Domandiamo, allora, in sede pedagogica: ma perché il crocifisso sta sui muri e non sui banchi? Crediamo davvero che quella suppellettile appesa al muro sia vista dai ragazzi? Che sia quello scandalo di cui parla Paolo? Crediamo davvero che nelle scuole italiane i ragazzi entrino in contatto con la vita di Gesù, la sua scandalosa morte, il suo assassinio efferato?

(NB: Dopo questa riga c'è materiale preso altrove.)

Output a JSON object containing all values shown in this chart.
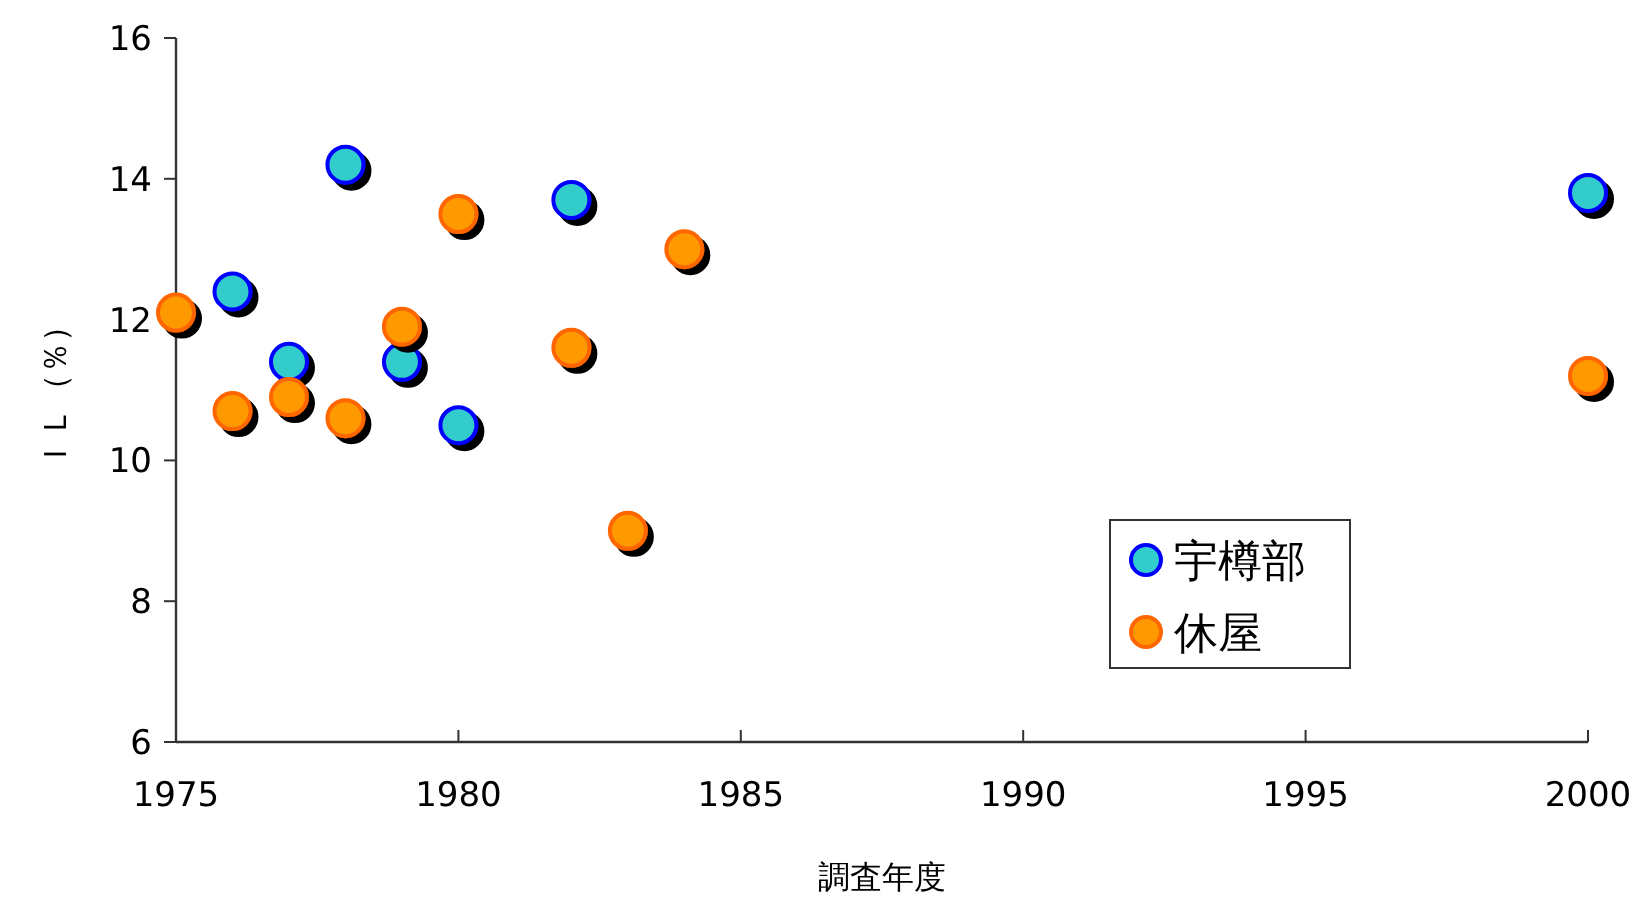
{
  "chart_data": {
    "type": "scatter",
    "xlabel": "調査年度",
    "ylabel": "ＩＬ（％）",
    "xlim": [
      1975,
      2000
    ],
    "xticks": [
      1975,
      1980,
      1985,
      1990,
      1995,
      2000
    ],
    "ylim": [
      6,
      16
    ],
    "yticks": [
      6,
      8,
      10,
      12,
      14,
      16
    ],
    "grid": false,
    "legend": "bottom right",
    "marker": "circle",
    "series": [
      {
        "name": "宇樽部",
        "color": "#33cccc",
        "x": [
          1976,
          1977,
          1978,
          1979,
          1980,
          1982,
          2000
        ],
        "values": [
          12.4,
          11.4,
          14.2,
          11.4,
          10.5,
          13.7,
          13.8
        ]
      },
      {
        "name": "休屋",
        "color": "#ff9900",
        "x": [
          1975,
          1976,
          1977,
          1978,
          1979,
          1980,
          1982,
          1983,
          1984,
          2000
        ],
        "values": [
          12.1,
          10.7,
          10.9,
          10.6,
          11.9,
          13.5,
          11.6,
          9.0,
          13.0,
          11.2
        ]
      }
    ]
  }
}
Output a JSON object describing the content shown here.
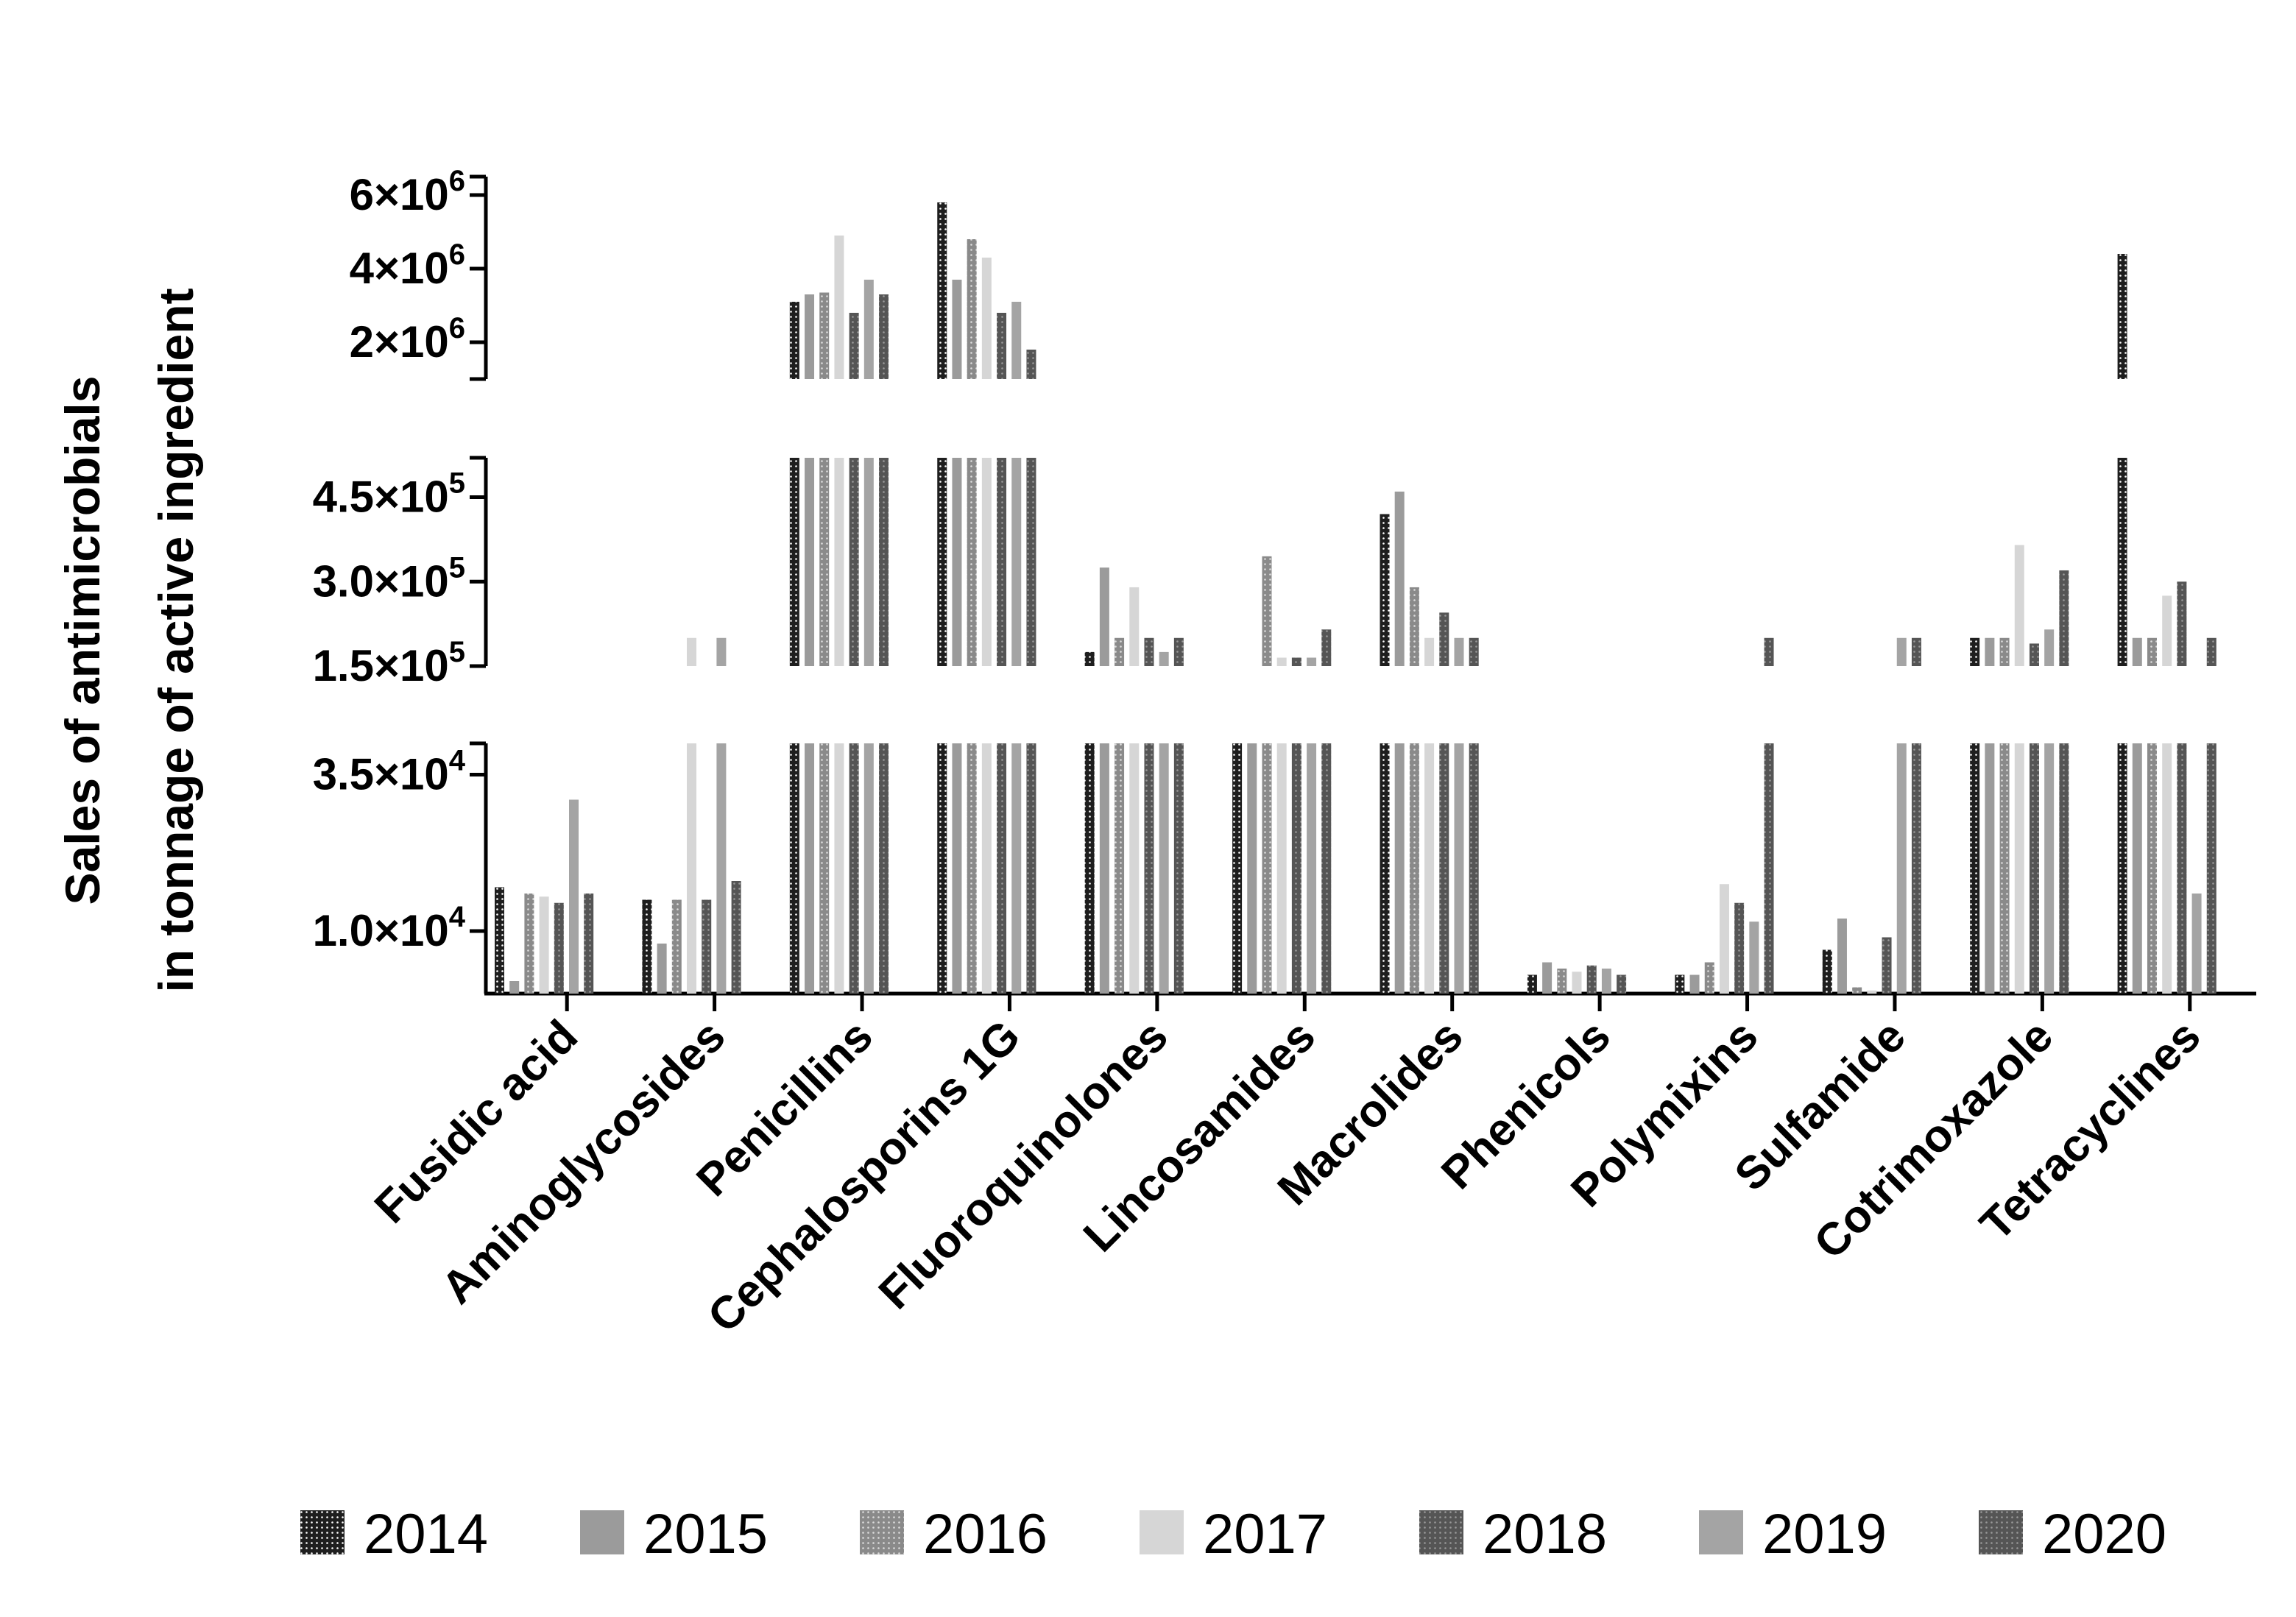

Crediamo davvero che i ragazzi, davanti a un piccolo oggetto ormai dato per scontato, si domandino: «Chi è quell’uomo», «Perché lo hanno conciato in quel modo?», «Chi è stato?», «Che cosa aveva fatto di male?». Siamo convinti che da una parte e dall’altra chi parla del crocefisso in aula (che a nostro parere indebolisce la forza del messaggio cristiano riducendolo a schermaglia politica) lo fa per non parlare di Gesù in aula e dunque per non rispondere alle domande di cui sopra.
I ragazzi escono dalle scuole sulla cui pareti campeggia una croce ma non sanno nulla della differenza tra sadducei e farisei nel processo di Gesù, di chi erano realmente i samaritani, di che cosa significa realmente «passare per la cruna dell’ago». Per non parlare dell’Antico Testamento: i ragazzi confonderebbero Noè con Mosè se non fosse per la canzoncina sui due coccodrilli e l’orangotango!
Ai fondamentalisti di entrambe le specie chiediamo: siete contenti che la cultura religiosa dei ragazzi sia così penosamente scarsa e che la presenza di Gesù sia lasciata a un soprammobile praticamente invisibile?
Al laici chiediamo: credete veramente che in questo modo i ragazzi possano capire non solo Dante e Manzoni ma anche Darwin e Marx?
Ai cattolici chiediamo: credete veramente che in questo modo i ragazzi abbiamo una minima intuizione del kerygma?
Cerchiamo di essere seri, perché la religione è una cosa seria: togliamo i crocefissi dai muri e mettiamoli sui banchi, facciamone oggetti didattici e pedagogici, e a questo punto che siano la pala di Isenheim, il Crocefisso di Cimabue, la Deposizione del Rosso Fiorentino.
Se croce deve essere che sia scandalo. Se laicità deve essere (e deve esserlo) che non sia crassa ignoranza.

 

NOTA

1) Altra cosa ovviamente è l'autentico smascheramento delle pratiche religiose connesse con il potere e il dominio, portato avanti dalla Teologia della Liberazione e dalla Teoria Critica della Religione di ispirazione francofortese. Per queste posizioni la religione conserva un elemento di verità, al di là della fede soggettiva, ed è proprio questo elemento ad essere tradito quando la religione viene utilizzata dalle istanze di dominio.